I scan my usual go-tos: Oasis, Cedar’s, Sabra. When it comes to hummus, I’m a purist. I like it smooth. (Lumpy is gross.) Heavy on the tahini and lemon. I’ve been known to succumb to the cultural appropriation of hummus but within reason. Red pepper? Fine. Jalapeño? We’re getting a little pan-fusion. Caramelized onion? You’re making me nervous.
Still, I pick up a container of Lantana Strawberry Hummus and read the ingredients. It doesn’t even have chickpeas in it, just white beans. In Arabic, hummus means “chickpea,” so we’re already in trouble. They’re using the word hummus to mean mixture. A common enough practice perhaps but still sacrilege.
Hummus is the type of food that deserves respect. It’s 800 years old, the first mention of it supposedly having been in a thirteenth-century Arabic cookbook. Countries have battled for the right to say they originated this food. (See the 2008 Hummus Wars between Lebanon and Israel.) In addition to the Lebanese and the Israelis, the Syrians and the Turks claim it as their own. No one really knows who invented it; all we know is that some brilliant person decided to mash up chickpeas and add sesame, garlic, and lemon.
I hold the container of Lantana Strawberry Hummus in my hand. There’s something so wrong with those two words together — strawberry, hummus — that I can’t believe I put it in my shopping basket, but I do.
Once home, I place it on the kitchen counter and put away the other groceries, imagining what it will be like. I’m assuming it will be within the hummus realm: white with a pink tint, blended smooth, savory with just a hint of strawberry.
I open the container to find a mixture (because I can no longer refer to it as hummus) that is profoundly pink, almost purple. A waft of strawberry hits me, too much for my savory-seeking senses to handle. My glands pucker. I salivate, which I assume to be a good sign.
It’s then that I realize I haven’t considered what to dip into it. Luckily, the answer is on top of the package: pretzels, bagels, apple slices, and more. I don’t have pretzels or bagels, and I’m not going back to Jewel to get some. We’re going plain. By the spoonful.
The texture is hummus-y but on the lumpy side. The white bean flavor hits you first, lingers and then — wham!
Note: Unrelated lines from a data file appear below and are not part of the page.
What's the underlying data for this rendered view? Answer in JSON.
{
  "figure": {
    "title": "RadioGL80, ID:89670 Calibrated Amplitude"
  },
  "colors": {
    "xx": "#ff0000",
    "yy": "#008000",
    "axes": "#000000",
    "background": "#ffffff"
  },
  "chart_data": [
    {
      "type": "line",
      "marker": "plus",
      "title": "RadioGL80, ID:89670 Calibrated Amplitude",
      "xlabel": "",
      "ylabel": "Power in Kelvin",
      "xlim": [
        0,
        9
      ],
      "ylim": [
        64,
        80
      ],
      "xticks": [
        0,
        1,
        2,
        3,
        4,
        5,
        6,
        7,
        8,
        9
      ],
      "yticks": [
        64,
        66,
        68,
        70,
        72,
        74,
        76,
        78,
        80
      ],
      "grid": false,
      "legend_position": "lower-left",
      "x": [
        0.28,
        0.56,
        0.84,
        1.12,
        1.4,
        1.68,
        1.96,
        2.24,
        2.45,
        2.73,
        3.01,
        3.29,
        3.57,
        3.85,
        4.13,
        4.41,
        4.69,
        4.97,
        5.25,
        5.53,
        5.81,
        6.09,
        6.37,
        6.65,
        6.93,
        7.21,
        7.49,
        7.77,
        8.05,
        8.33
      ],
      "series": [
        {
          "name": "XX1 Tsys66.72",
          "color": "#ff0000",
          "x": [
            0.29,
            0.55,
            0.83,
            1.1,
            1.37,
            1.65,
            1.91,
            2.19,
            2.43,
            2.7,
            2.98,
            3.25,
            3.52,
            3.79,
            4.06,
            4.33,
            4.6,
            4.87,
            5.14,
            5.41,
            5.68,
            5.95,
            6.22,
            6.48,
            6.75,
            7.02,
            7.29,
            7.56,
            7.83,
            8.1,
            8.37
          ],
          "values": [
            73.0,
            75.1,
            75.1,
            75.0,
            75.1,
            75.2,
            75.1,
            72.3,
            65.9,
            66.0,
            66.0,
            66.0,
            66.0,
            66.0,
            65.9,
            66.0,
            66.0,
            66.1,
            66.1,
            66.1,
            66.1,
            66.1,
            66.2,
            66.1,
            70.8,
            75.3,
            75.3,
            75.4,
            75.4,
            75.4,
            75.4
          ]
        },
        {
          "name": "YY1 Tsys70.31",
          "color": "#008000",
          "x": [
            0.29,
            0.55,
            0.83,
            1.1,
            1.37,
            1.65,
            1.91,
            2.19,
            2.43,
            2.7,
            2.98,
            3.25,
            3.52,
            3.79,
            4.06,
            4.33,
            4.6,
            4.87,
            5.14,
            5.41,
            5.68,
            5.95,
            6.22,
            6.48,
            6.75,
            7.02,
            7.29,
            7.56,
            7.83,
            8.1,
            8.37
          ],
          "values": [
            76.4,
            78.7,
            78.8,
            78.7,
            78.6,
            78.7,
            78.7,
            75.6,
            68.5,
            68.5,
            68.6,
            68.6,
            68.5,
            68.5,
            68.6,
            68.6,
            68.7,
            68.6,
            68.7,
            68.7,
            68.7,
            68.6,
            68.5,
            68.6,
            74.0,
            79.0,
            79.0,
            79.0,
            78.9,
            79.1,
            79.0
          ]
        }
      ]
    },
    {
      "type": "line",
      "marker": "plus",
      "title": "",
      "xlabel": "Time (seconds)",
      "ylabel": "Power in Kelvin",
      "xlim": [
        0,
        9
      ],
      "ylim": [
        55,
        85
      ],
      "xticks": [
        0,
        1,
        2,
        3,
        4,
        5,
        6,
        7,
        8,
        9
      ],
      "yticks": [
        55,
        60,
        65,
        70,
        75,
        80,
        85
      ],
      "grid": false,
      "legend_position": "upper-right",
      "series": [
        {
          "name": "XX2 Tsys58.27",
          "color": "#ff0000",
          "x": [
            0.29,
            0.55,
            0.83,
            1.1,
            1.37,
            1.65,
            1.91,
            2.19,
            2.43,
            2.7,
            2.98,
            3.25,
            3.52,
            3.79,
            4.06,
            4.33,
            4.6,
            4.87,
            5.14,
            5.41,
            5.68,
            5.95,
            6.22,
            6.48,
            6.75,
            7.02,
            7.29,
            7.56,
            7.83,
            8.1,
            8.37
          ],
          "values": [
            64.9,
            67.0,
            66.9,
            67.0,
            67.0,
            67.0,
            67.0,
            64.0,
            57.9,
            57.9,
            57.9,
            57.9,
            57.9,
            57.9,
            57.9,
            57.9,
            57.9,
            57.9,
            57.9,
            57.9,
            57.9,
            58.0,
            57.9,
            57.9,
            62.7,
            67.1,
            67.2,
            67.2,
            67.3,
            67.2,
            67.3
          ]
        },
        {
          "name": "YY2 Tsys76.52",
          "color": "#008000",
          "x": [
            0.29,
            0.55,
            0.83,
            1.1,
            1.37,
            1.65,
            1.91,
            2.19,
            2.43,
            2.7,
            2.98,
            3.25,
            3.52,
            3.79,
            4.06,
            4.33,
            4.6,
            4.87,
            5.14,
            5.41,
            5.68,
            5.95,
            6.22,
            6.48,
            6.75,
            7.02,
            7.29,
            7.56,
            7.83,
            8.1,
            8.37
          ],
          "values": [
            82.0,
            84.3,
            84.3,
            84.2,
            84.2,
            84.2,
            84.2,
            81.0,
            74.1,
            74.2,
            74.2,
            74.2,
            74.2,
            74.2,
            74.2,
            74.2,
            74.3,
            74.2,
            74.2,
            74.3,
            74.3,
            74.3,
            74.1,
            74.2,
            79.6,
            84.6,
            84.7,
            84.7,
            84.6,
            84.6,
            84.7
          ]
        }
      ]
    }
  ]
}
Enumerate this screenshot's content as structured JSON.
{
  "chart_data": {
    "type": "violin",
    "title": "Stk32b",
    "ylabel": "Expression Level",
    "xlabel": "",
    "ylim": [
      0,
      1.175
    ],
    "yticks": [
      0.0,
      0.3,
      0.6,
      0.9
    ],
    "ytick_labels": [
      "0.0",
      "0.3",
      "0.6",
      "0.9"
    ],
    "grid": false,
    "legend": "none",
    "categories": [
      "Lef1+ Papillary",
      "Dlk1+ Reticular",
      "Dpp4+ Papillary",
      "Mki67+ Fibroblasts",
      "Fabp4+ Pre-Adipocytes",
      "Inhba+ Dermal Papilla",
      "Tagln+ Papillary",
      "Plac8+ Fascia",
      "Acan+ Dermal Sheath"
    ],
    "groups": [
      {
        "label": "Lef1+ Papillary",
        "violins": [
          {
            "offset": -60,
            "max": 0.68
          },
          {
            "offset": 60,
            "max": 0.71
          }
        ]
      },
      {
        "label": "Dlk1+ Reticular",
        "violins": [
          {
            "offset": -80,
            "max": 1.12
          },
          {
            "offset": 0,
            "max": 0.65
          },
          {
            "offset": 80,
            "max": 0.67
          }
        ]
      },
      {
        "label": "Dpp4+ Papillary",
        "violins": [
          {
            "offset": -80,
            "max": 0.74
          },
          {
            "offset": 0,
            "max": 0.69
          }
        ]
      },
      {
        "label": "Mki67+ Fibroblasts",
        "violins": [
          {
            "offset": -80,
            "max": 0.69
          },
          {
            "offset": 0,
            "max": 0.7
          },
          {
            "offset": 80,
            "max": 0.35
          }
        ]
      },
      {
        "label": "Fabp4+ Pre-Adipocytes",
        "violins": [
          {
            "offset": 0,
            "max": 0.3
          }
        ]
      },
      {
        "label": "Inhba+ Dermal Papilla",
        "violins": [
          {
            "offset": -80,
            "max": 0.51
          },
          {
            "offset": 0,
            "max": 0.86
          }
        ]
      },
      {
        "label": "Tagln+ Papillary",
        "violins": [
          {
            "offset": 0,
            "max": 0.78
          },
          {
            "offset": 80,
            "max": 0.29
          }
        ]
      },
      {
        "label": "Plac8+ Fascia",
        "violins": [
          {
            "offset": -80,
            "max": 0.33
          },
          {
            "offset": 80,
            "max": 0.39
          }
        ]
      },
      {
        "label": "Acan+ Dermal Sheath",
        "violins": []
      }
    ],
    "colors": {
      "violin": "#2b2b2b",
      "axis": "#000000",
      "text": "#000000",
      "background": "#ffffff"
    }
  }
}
It’s all strawberry. The second spoonful is the same: the promise of savory but then, alas, gone.
I do give it a chance. I try it with apple slices, which temper the sweetness of the strawberry ambush but not enough. I try it with pita, which is fine if you like and accept the concept of strawberry cream cheese, which I do not.
Full disclosure: In the past, I have enjoyed other Lantana products — Black Bean Hummus, Sriracha Carrot Hummus, Yellow Lentil Hummus — even though they aren’t hummus either. They’re dips. Even as a dip, Lantana Foods strawberry “hummus” is taking things a little too far.